Traditional investments such as stocks, bonds, or cash are assets that are straightforward and reliant on the market, leading to a “constrained” level of customisation and management. However, due to their exposure to the market, their liquidity is high, and the returns directly correlated to the market performance.
On the other hand, alternative investments provide higher range for customisation, and it is up to the manager to allocate the terms and strategies involved to gain advantage. As alternatives tend to be denser in calculating performance, the funds are generally less correlated to the market, resulting in less liquidity and slower capital flow. Managers of alternatives can therefore include strategies such as leverage and shorting due to less liquid capital.
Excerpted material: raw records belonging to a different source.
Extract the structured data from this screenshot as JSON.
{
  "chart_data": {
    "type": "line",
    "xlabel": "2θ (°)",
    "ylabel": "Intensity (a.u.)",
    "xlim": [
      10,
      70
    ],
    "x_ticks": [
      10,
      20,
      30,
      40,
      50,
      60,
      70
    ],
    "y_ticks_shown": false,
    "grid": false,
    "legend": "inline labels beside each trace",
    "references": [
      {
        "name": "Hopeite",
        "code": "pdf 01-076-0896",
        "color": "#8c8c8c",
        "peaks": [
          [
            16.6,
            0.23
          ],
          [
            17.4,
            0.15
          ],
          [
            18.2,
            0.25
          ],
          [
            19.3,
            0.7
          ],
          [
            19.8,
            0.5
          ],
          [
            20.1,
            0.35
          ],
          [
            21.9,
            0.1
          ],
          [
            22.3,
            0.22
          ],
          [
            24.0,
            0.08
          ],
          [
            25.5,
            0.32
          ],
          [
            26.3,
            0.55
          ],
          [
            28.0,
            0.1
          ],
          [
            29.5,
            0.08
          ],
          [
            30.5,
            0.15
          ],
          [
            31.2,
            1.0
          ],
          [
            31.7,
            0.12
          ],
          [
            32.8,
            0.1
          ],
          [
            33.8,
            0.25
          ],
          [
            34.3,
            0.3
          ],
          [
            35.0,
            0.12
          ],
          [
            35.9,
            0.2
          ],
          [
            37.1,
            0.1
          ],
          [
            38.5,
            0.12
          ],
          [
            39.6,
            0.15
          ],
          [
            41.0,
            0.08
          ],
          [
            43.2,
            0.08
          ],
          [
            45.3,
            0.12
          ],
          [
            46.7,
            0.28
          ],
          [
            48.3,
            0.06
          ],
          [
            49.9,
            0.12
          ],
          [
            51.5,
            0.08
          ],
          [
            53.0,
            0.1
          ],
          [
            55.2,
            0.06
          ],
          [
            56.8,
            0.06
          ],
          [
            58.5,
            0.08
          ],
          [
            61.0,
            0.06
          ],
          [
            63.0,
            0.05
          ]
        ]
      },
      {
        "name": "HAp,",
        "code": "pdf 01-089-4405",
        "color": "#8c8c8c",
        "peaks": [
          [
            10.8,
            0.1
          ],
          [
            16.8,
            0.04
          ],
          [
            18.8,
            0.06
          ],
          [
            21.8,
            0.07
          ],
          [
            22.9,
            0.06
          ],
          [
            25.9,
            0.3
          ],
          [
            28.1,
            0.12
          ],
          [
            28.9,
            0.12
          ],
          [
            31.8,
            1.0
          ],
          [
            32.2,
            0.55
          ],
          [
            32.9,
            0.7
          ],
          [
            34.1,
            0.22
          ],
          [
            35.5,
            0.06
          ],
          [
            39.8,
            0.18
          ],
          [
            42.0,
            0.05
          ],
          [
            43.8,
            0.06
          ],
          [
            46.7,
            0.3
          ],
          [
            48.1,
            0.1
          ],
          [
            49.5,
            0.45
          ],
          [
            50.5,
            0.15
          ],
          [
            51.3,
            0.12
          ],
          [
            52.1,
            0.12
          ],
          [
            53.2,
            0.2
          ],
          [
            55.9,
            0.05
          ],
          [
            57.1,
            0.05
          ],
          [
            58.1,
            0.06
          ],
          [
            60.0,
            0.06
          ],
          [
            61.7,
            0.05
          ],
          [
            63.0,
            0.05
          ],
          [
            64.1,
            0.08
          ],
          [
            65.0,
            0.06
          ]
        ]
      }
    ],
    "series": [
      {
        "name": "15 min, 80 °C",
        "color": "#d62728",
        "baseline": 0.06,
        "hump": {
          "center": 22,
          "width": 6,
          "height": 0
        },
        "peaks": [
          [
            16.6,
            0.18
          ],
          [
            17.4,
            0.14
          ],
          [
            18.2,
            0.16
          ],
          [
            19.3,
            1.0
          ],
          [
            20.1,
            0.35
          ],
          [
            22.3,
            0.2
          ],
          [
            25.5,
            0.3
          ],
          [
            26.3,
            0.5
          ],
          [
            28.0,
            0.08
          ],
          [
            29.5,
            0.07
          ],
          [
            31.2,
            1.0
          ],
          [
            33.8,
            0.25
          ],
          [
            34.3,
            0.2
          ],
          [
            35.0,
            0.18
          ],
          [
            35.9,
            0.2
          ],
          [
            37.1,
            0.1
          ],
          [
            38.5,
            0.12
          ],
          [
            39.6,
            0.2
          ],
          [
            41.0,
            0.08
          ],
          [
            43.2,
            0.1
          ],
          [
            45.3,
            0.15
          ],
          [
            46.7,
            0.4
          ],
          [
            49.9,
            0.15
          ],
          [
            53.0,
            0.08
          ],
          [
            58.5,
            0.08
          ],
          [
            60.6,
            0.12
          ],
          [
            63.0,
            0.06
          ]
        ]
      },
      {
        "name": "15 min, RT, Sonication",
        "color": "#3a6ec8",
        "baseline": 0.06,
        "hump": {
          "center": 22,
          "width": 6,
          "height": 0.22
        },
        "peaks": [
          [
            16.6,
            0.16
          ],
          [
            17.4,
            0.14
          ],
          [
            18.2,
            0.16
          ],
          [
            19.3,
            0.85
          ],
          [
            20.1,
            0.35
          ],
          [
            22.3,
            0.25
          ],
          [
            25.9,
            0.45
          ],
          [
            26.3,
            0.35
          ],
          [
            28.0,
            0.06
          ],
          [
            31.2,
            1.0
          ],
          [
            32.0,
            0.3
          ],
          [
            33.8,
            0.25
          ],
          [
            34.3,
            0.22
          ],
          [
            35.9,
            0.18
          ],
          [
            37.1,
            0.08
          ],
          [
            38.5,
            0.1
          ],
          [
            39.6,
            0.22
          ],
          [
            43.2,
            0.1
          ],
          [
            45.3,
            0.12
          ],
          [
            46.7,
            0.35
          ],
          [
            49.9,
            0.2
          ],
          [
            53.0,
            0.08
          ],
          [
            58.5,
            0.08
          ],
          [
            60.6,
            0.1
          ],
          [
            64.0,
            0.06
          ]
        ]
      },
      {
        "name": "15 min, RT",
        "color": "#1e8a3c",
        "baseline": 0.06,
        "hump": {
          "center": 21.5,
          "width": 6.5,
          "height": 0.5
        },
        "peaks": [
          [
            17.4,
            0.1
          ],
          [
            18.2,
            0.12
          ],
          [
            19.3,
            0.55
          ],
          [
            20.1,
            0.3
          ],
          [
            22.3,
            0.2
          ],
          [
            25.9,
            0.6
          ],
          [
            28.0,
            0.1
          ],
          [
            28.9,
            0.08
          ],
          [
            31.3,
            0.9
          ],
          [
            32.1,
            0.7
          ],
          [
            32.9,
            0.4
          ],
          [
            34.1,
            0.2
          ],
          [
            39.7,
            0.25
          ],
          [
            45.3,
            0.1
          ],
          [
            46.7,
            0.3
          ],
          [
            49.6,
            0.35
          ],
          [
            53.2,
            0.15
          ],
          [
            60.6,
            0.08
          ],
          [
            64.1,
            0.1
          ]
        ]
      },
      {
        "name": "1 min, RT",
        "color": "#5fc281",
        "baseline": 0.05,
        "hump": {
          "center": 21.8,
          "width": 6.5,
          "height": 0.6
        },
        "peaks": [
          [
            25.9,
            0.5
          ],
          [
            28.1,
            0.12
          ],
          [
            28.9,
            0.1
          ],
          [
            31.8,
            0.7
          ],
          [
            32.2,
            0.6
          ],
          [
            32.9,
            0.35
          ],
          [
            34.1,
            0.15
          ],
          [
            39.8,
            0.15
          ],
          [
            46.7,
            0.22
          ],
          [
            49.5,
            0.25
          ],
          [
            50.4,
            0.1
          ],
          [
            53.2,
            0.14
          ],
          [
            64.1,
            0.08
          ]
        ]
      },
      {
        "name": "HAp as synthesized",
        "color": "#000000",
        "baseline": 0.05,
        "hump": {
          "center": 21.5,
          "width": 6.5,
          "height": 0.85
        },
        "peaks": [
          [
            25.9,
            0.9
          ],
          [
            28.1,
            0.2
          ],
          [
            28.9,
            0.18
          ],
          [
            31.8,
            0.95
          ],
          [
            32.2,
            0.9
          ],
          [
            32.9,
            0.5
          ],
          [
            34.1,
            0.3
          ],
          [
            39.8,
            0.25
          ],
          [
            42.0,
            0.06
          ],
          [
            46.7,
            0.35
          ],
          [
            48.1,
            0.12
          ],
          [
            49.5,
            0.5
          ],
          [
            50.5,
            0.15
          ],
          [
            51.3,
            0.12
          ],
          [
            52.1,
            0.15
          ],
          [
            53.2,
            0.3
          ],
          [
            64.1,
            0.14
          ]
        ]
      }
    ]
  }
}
The Benefits (and the Risks!)
We’ve categorised a few alternatives using a simple approach by ranking the diversification, yield potential, risk mitigation potential and risk premium potential (potential to earn more premium by accepting greater risk). This ranking chart is a useful guide for beginner investors who may be looking at certain aspects while building their alternatives portfolio and knowing how each strategy compares in place with others.
*Disclaimer: The ranking chart is devised according to market conditions in 2019.
Building your own Alternative Investment Portfolio
Allocating the right resources to build a comprehensive alternative investment portfolio is important to achieve the long-term goal, whether it is having adequate liquidity, value returns, and time period commitments. After breaking down the benefits and risks of the different asset classes, there are a few things to bear in mind for investors looking to build their own alternatives portfolio.
Developing a long term strategy to coincide the portfolio to be relevant in a fast-moving world.
Understanding and not underestimating the prevalence of technology in the growing investment world.
Constantly learning new skills and asset management strategies to stay competitive and knowledgable in the long run.